Having communicated these tastes and distastes to you, I feel a great burden has alighted from my shoulders, leaving me stronger and more confident in whoIam than ever before.  Before you leave your hateful comments attacking me for daring to express these preferences, I would beseech you to look inside yourself and consider what treatment you’d expect of your kindred if you were to emerge from a similar closet of your own demons.  In the fifth month of the 2014th year of the era-of-commons, humanity has autonomously advanced itself far enough from its once sinful and unrighteous nature that no man should be ashamed or afraid to declare his passions, his fetishes, his indulgences, his defining characteristics, yay the very essence of his being for the rest of the universe.  If these instincts are really outside his capacity to change, being instilled in him from birth by forces beyond his control, then what does he have to fear from making every single one of them known to everybody under any circumstances in any setting whatsoever?

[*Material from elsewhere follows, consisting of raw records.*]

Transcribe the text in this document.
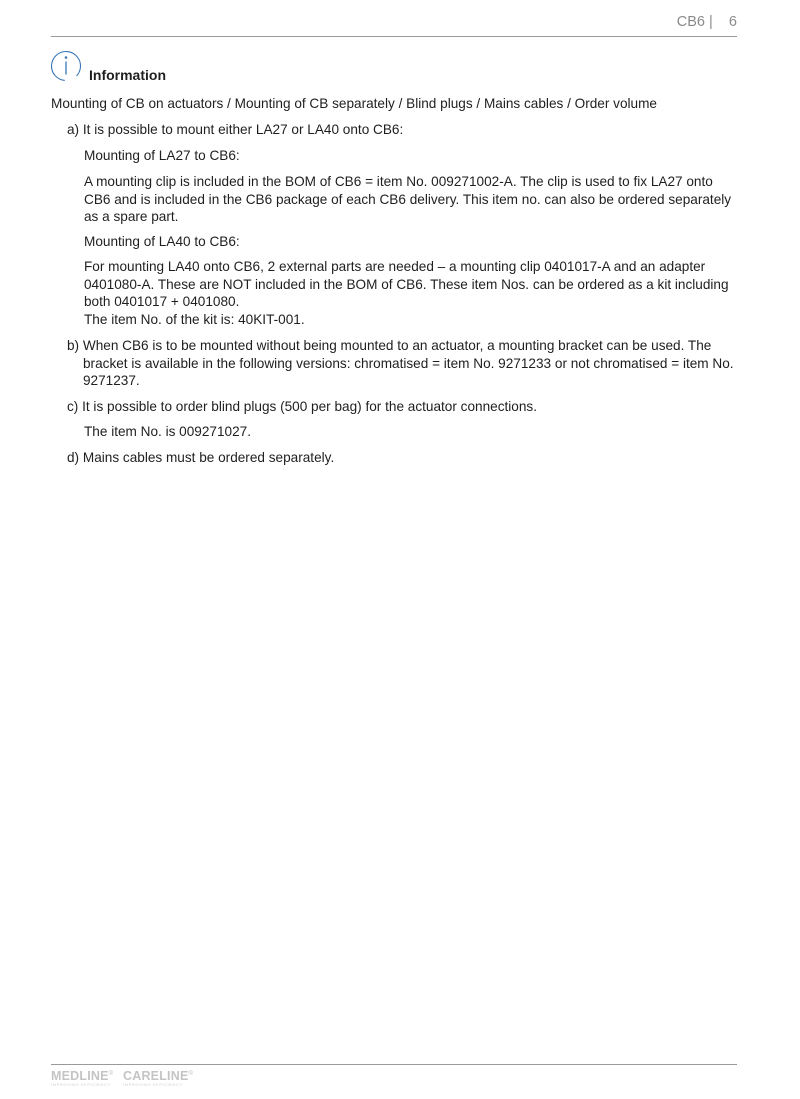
CB6 | 6
Information

Mounting of CB on actuators / Mounting of CB separately / Blind plugs / Mains cables / Order volume

a) It is possible to mount either LA27 or LA40 onto CB6:

Mounting of LA27 to CB6:

A mounting clip is included in the BOM of CB6 = item No. 009271002-A. The clip is used to fix LA27 onto CB6 and is included in the CB6 package of each CB6 delivery. This item no. can also be ordered separately as a spare part.

Mounting of LA40 to CB6:

For mounting LA40 onto CB6, 2 external parts are needed – a mounting clip 0401017-A and an adapter 0401080-A. These are NOT included in the BOM of CB6. These item Nos. can be ordered as a kit including both 0401017 + 0401080.

The item No. of the kit is: 40KIT-001.

b) When CB6 is to be mounted without being mounted to an actuator, a mounting bracket can be used. The bracket is available in the following versions: chromatised = item No. 9271233 or not chromatised = item No. 9271237.

c) It is possible to order blind plugs (500 per bag) for the actuator connections.

The item No. is 009271027.

d) Mains cables must be ordered separately.

MEDLINE®
IMPROVING EFFICIENCY
CARELINE®
IMPROVING EFFICIENCY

So may the fourth be with you today as you commit yourself to renouncing any and all lies by omission and coming out as the beautiful, diverse individual that God intended you to be – or that Bang intended, if you can’t stomach the thought of being allied with a non-existent god who condones rape, slavery, and cannibalism.  Ellen Page understands that there is no middle ground, no convenient escape route in the pursuit of a genuinely honest lifestyle: one must be willing to share anything and everything or admit to sharing nothing at all out of cowardice.  “Privacy” and “personal information” are no more than covers for the serially dishonest, labels which must be disbanded if we’re ever to achieve absolute transparency and authenticity.

The moral is this: trust your feelings.  Diversity is our strength, and the Force flows through us all.  The only thing holding us back is our own self-control, and once we Letitgo, what can stand against?